El camino de Bitcoin a $90,000 y más allá a principios de 2026

Generado por agente de IAPenny McCormerRevisado porDavid Feng
lunes, 22 de diciembre de 2025, 8:38 am ET2 min de lectura

Bitcoin's journey toward $90,000 and beyond in early 2026 is being shaped by two powerful forces: institutional adoption and macroeconomic liquidity tailwinds. These factors, though distinct, are increasingly intertwined, creating a narrative that challenges traditional assumptions about Bitcoin's role in global finance.

The Institutional Gold Rush: ETFs and Corporate Treasuries

Institutional investment in

has accelerated at an unprecedented pace since the approval of spot Bitcoin ETFs in January 2024. By Q3 2025, these ETFs had attracted $6.96 billion in inflows, with BlackRock's dominating the market with $100 billion in AUM and a 48.5% market share . This surge reflects a broader shift in institutional strategy: 60% of institutional investors now prefer exposure to crypto through registered investment vehicles, signaling a move toward legitimacy and regulatory clarity .

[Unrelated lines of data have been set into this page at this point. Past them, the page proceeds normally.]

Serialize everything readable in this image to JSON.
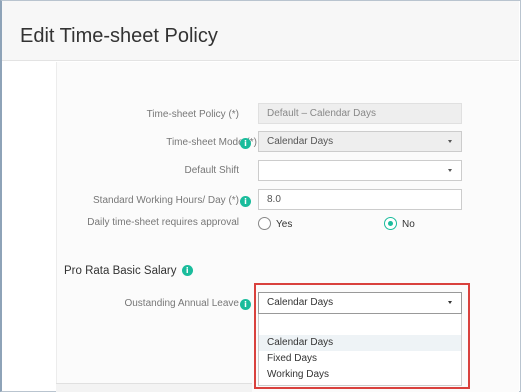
{
  "page": {
    "title": "Edit Time-sheet Policy"
  },
  "form": {
    "timesheet_policy": {
      "label": "Time-sheet Policy (*)",
      "value": "Default – Calendar Days"
    },
    "timesheet_mode": {
      "label": "Time-sheet Mode (*)",
      "value": "Calendar Days"
    },
    "default_shift": {
      "label": "Default Shift",
      "value": ""
    },
    "standard_hours": {
      "label": "Standard Working Hours/ Day (*)",
      "value": "8.0"
    },
    "daily_approval": {
      "label": "Daily time-sheet requires approval",
      "options": [
        "Yes",
        "No"
      ],
      "selected": "No"
    }
  },
  "pro_rata": {
    "section_title": "Pro Rata Basic Salary",
    "outstanding_leave": {
      "label": "Oustanding Annual Leave",
      "value": "Calendar Days",
      "options": [
        "Calendar Days",
        "Fixed Days",
        "Working Days"
      ],
      "highlighted": "Calendar Days"
    }
  },
  "icons": {
    "info": "info-icon",
    "caret": "chevron-down-icon"
  },
  "colors": {
    "accent": "#1abc9c",
    "highlight_border": "#d9413d"
  }
}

Corporate treasuries are also redefining Bitcoin's utility. Companies like MicroStrategy have allocated 257,000 BTC in 2024 alone, treating Bitcoin as a strategic reserve asset rather than a speculative play

. This trend mirrors the behavior of corporations in the 2008 financial crisis, where cash was increasingly held in gold and U.S. Treasuries. Today, Bitcoin is emerging as a third pillar in corporate balance sheets, offering a hedge against fiat devaluation and a store of value in a low-interest-rate environment.

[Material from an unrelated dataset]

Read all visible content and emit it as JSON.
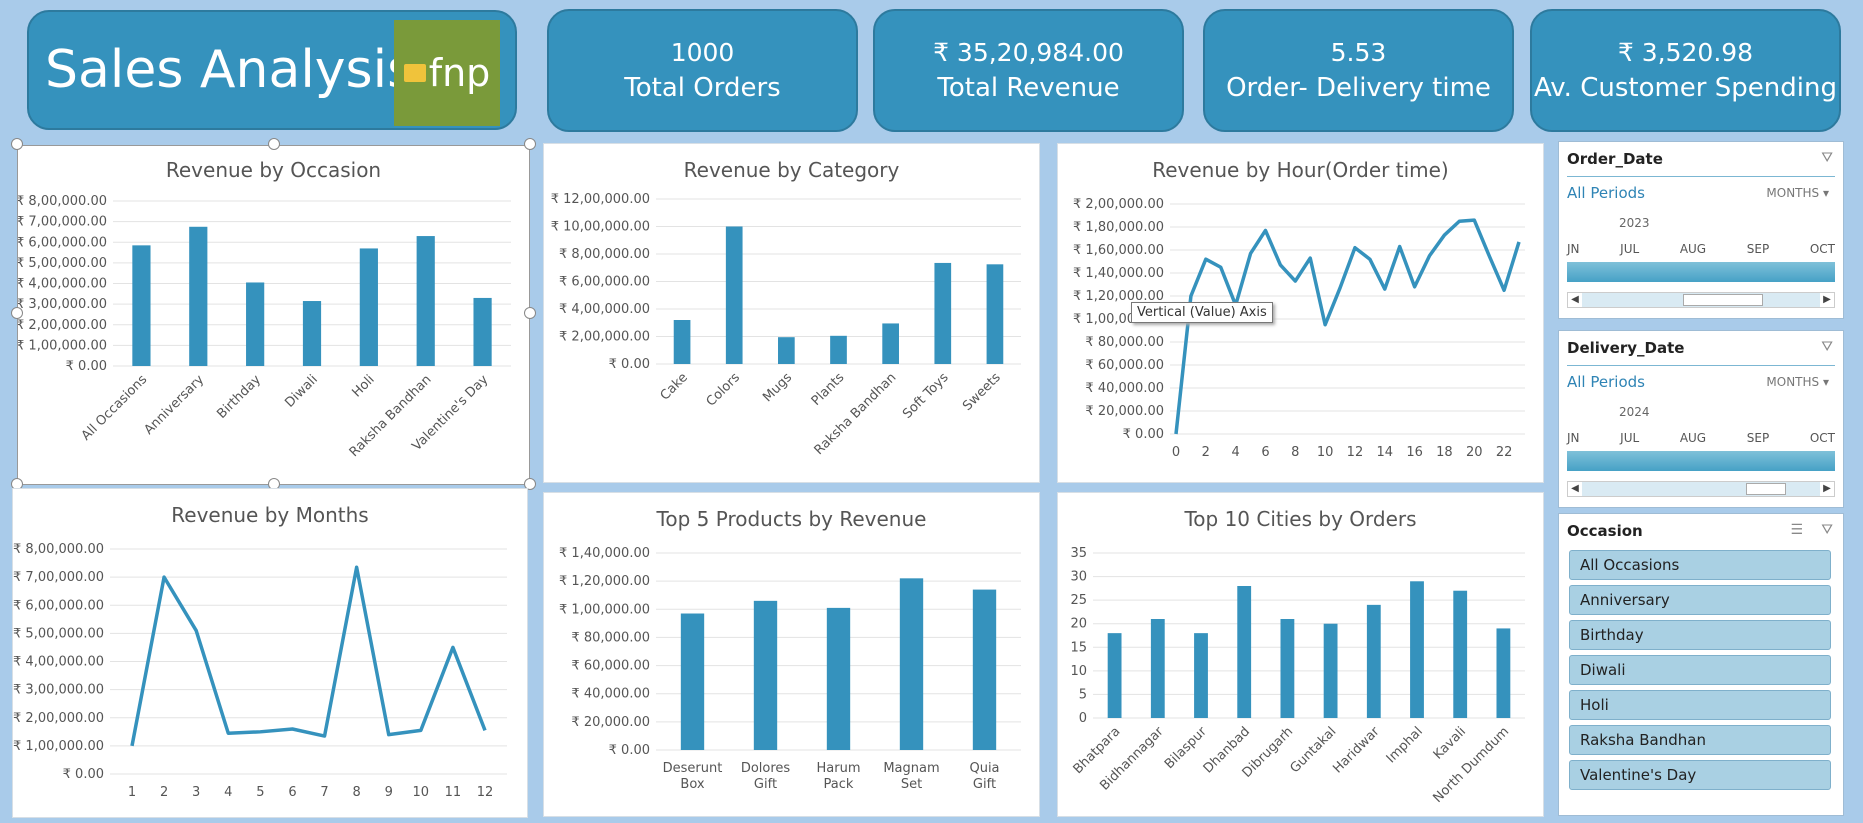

Macroeconomic Tailwinds: Liquidity, Inflation, and Central Bank Policy

Bitcoin's price trajectory in 2025-2026 is inextricably linked to central bank policy and liquidity dynamics. The Federal Reserve's third rate cut of 2025, which brought the policy band to 3.50–3.75%, has created a mixed environment. While rate cuts typically boost risk assets, Bitcoin's recent correction-from a high of $126,000 in October 2025 to $85,000–$87,000-highlights the tension between elevated real yields and institutional demand

.

However, the macroeconomic picture is evolving. By 2026, the Fed is projected to end quantitative tightening and shift to rate-cutting, with interest rates potentially falling below 3%

. This shift could replicate the liquidity-fueled environment of 2020-2021, albeit with a more mature institutional infrastructure. J.P. Morgan analysts note that Bitcoin's performance will hinge on whether central banks accelerate easing cycles or face sticky inflation . For now, Bitcoin's role as an inflation hedge remains contested, as its price is increasingly influenced by global risk appetite rather than pure monetary inflation .

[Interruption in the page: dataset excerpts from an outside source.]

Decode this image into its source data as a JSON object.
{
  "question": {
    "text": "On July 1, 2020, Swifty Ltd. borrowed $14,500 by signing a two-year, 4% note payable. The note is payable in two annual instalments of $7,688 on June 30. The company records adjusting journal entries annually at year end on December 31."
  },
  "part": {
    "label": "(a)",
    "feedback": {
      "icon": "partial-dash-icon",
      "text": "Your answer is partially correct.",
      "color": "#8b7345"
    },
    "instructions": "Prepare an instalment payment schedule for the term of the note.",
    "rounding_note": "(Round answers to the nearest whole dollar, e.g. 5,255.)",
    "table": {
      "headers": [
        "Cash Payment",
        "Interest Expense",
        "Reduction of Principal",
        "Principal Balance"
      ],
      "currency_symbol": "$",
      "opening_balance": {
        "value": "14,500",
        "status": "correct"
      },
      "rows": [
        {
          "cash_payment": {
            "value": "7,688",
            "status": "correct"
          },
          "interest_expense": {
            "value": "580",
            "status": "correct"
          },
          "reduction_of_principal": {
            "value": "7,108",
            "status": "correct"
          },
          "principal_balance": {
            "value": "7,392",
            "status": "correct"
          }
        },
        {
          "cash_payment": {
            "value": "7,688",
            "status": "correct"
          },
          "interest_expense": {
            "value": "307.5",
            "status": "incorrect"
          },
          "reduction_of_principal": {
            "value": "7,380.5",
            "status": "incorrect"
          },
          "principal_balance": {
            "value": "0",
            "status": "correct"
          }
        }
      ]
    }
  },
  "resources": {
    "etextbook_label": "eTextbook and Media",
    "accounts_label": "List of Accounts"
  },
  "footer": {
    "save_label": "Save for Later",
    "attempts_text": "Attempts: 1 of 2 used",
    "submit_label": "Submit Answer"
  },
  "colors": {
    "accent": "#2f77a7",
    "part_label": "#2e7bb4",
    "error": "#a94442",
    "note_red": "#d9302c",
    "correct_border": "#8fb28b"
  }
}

The $90,000 Threshold: Institutional Demand vs. Macro Uncertainty

Analysts project a $90,000 target for Bitcoin in early 2026, driven by ETF inflows and consolidation above $85,000

. This optimism is rooted in two key factors:
1. Institutional ETF AUM reaching $191 billion by November 2025, with the U.S. Bitcoin ETF market growing 45% to $103 billion in AUM .
2. Regulatory clarity, such as the OCC's authorization of banks to act as crypto brokers in "riskless principal" trades, which could expand institutional participation .

Yet, challenges persist. November 2025 saw volatile ETF outflows, and the 2-Year Simple Moving Average near $82,800 remains a critical technical level

. If Bitcoin breaks above this threshold, it could trigger a self-fulfilling prophecy of buying from both retail and institutional investors.

The Bull Case: Super-Cycle Scenarios and Reserve Asset Status

A more bullish scenario envisions Bitcoin reaching $180,000–$250,000 by 2026, driven by corporate treasury adoption, retail re-entry, and regulatory breakthroughs

. Grayscale analysts argue that Bitcoin's narrative as a reserve asset-bolstered by its 6.57% share of the circulating supply held in ETFs-could attract even more institutional capital . This would mirror the gold standard era, where Bitcoin's scarcity and decentralization make it a natural hedge against fiat devaluation.

Conclusion: A Convergence of Forces

Bitcoin's path to $90,000 and beyond is not a single-threaded story but a convergence of institutional adoption and macroeconomic shifts. While short-term volatility and hawkish central bank signals pose risks, the long-term fundamentals-ETF growth, corporate treasury allocations, and liquidity tailwinds-suggest a compelling case for optimism. As the Fed navigates inflation and the institutional infrastructure matures, Bitcoin is poised to transition from a speculative asset to a core component of global capital allocation.